Lab 4 Classical Assumptions and Multiple Regression

Econ 488 – Applied Managerial Econometrics

Cameron Kaplan, Fall 2010

9/24/10

Lab 4 – Classical Assumptions and Multiple Regression

Use the lab4.gdt file, which is available on the course blackboard page to answer these questions.

1.  Using the ordinary least squares procedure in gretl, run the regression:

saleprici= β0 + β1sqfti +εi

1. Report your results. In english, what is the meaning of your coefficient on sqft, β1? Pay attention to the units that the variables are measured in.
2. What is the meaning of β0? In this model, is this a useful thing to know? Why or why not?

2.  Classical Assumptions. Most of the classical assumptions are not testable, but sometimes it is possible to see if the assumptions are likely to be true.

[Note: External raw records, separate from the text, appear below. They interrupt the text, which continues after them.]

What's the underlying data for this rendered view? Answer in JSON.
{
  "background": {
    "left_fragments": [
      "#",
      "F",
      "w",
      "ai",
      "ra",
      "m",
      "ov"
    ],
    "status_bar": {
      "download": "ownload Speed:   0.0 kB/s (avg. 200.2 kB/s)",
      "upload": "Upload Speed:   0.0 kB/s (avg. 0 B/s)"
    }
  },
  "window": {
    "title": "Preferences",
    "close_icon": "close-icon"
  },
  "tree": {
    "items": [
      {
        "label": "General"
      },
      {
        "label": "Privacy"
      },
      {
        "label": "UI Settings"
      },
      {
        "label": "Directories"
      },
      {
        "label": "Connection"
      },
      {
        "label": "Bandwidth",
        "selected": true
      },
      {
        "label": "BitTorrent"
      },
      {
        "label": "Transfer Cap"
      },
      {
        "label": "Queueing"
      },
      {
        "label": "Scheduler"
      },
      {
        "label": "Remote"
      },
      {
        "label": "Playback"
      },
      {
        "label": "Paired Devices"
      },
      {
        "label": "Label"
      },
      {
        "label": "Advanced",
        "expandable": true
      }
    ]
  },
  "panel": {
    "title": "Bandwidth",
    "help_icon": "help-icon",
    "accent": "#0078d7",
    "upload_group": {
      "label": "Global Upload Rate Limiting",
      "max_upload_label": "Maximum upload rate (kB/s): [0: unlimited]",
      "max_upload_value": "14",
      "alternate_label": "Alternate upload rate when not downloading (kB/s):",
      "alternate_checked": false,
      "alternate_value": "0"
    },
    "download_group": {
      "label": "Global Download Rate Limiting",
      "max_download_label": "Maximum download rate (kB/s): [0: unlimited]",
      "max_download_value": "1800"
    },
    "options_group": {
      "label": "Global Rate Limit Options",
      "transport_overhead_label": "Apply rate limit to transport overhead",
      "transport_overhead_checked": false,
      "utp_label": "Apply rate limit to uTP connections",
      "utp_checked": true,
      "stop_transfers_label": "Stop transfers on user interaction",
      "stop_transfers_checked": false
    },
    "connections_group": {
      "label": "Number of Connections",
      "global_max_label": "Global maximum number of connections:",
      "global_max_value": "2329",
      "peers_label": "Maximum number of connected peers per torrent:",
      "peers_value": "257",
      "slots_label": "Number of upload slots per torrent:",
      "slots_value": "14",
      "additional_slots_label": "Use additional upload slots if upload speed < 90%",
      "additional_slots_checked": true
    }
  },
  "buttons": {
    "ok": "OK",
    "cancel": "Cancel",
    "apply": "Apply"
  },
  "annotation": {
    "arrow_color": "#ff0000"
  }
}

Use the model from part 1 to answer these questions.

1. Is this model linear in the parameters? (Assumption 1)
2. Remember that the error term is a function of any variable that is not specified in the model. Name a few things that are correlated with salepric, that are not in the model.
3. Are the variables you named in part b likely to be correlated with sqft? Why or why not? What assumption is violated if the answer is yes? Explain.
4. Using gretl create a scatterplot of sqft (X-axis) and salepric (Y-axis). Based on your scatterplot do you think the homoskedasticity assumption is likely to be true in this model (Assumption 5). Explain.
5. Create a new variable in gretl that is equal to 2*sqft, by selecting Add>Define New Variable… In the dialog box, type “sqft2 = 2*sqft”. Notice that there is a new variable in your variable window. Add sqft2 as an independent variable to your model (i.e. run saleprici= β0 + β1sqfti + β2sqft2i+εi). What happens? Why?

3.  Now we are going to modify to the model to add more variables. Run the following regression in gretl:

saleprici= β0 + β1sqfti + β2bedrmsi + β3bathsi + β4garagei + β5agei +εi

1. Report your results. In english, what is the meaning of your coefficient on sqft, β1? Why is this different than your answer to question 1, part a?
2. Does this model violate the “no perfect multicolinearity” assumption? (assumption 6).
3. Imperfect multicolinearity (often just called multicolinearity) is when two or more of the variables in the regression are correlated with each other. Although it does not violate the classical assumptions, it can cause some problems, which we will discuss later. Does this model exhibit imperfect multicolineraity? Explain.